Data Modeling, Quantile/Quartile Functions, Confidence Intervals, Introductory Statistics Reform

Emanuel Parzen
Texas A&M University

  History of statistics is alive to me as I fondly recall my
interaction with Eric Lehmann since receiving my Ph.D. in Berkeley
in 1953. The 2003 Economics Nobel Prize (awarded for fundamental
research in statistical time series analysis) reminds me of my
joking complaint to diverse applied researchers: "why do you call
it theory if I know it and applied research when you practice
it?" I have continued to learn a lot about Quantiles and
Nonparametric Data Modeling since my 1979 JASA paper. New methods
have been developed (that some applied researchers consider a
gold mine). Quantile data modeling is not practiced by most
statisticians who are limited to sample median Q2, interquartile
range IQR, and Q-Q probability plots. To estimate and test a
parameter µ one starts with the natural estimator µ^; we define a
statistic T(µ,µ^), an increasing function of µ and with distribution
(when µ is true parameter) equal to distribution of a random
variable T (usually Normal(0,1), Student, or inverse average chi-square).

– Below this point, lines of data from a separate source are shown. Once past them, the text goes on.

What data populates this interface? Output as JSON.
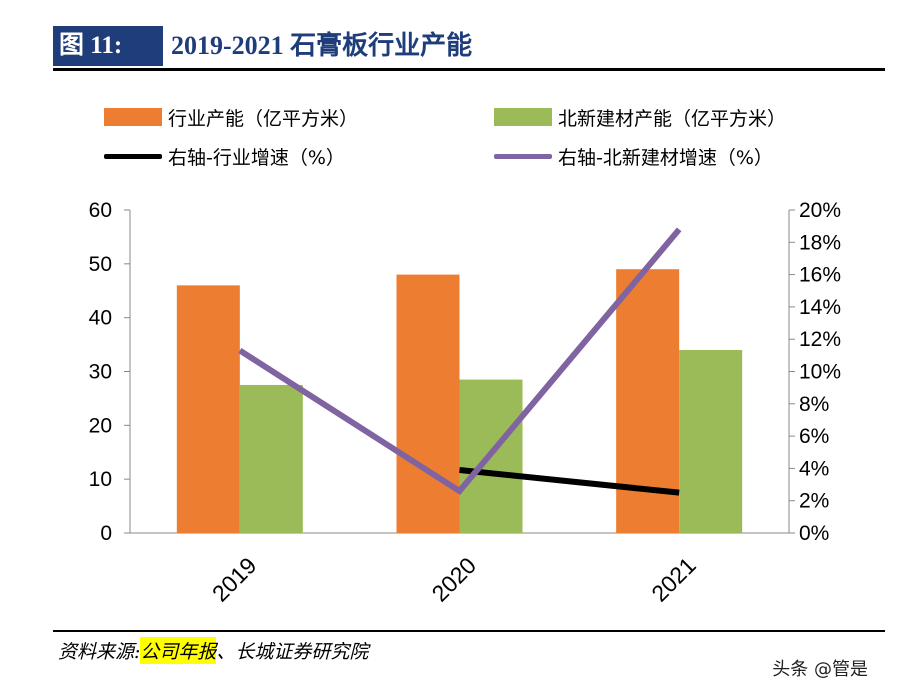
{
  "header": {
    "figure_tag": "图 11:",
    "title": "2019-2021 石膏板行业产能"
  },
  "legend": {
    "items": [
      {
        "label": "行业产能（亿平方米）",
        "kind": "bar",
        "color": "#ed7d31"
      },
      {
        "label": "北新建材产能（亿平方米）",
        "kind": "bar",
        "color": "#9bbb59"
      },
      {
        "label": "右轴-行业增速（%）",
        "kind": "line",
        "color": "#000000"
      },
      {
        "label": "右轴-北新建材增速（%）",
        "kind": "line",
        "color": "#8064a2"
      }
    ]
  },
  "chart_data": {
    "type": "bar",
    "categories": [
      "2019",
      "2020",
      "2021"
    ],
    "series": [
      {
        "name": "行业产能（亿平方米）",
        "type": "bar",
        "axis": "left",
        "color": "#ed7d31",
        "values": [
          46,
          48,
          49
        ]
      },
      {
        "name": "北新建材产能（亿平方米）",
        "type": "bar",
        "axis": "left",
        "color": "#9bbb59",
        "values": [
          27.5,
          28.5,
          34
        ]
      },
      {
        "name": "右轴-行业增速（%）",
        "type": "line",
        "axis": "right",
        "color": "#000000",
        "values": [
          null,
          3.9,
          2.5
        ]
      },
      {
        "name": "右轴-北新建材增速（%）",
        "type": "line",
        "axis": "right",
        "color": "#8064a2",
        "values": [
          11.3,
          2.6,
          18.8
        ]
      }
    ],
    "y_left": {
      "range": [
        0,
        60
      ],
      "ticks": [
        "0",
        "10",
        "20",
        "30",
        "40",
        "50",
        "60"
      ]
    },
    "y_right": {
      "range": [
        0,
        20
      ],
      "ticks": [
        "0%",
        "2%",
        "4%",
        "6%",
        "8%",
        "10%",
        "12%",
        "14%",
        "16%",
        "18%",
        "20%"
      ]
    },
    "grid": false,
    "legend_position": "top"
  },
  "footer": {
    "source_prefix": "资料来源:",
    "source_highlight": "公司年报",
    "source_suffix": "、长城证券研究院",
    "watermark": "头条 @管是"
  }
}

To test H_0: µ=µ_0 one computes or bounds P-value(µ_0)=F_T(observed T(µ_0,µ^));
it is a distribution function of µ_0 (whose probability density one
could derive). Define its inverse µ^(u) by Q_T(u)=T(µ^(u),µ^); µ^(u),
called the parameter with P-value u, is a quantile function which has
a pseudo-Bayesian interpretation as the conditional quantile of µ
given the data. The conventional confidence level 1-a confidence interval
can be shown to be  µ^(a/2)<µ<µ^(1-(a/2)). A table of µ^(u) for many
conventional statistical problems (for u, 1-u=.05,.025,.01,.005) can teach
introductory statistics in less words and closer to the frontier of
modern statistical thinking (including quantile based Bayesian credible
intervals and bootstrap). For random variable X with quantile Q(u) define
(and plot on same graph with exponential and normal) informative q
uantile/quartile function Q/Q(u)=(Q(u)-midquartile)/2 IQR.
Talk could also discuss confidence Q-Q plots, conditional quantile,
comparison distribution, mid-distribution, and definition of sample
quantiles, linear rank statistics, and sample variance.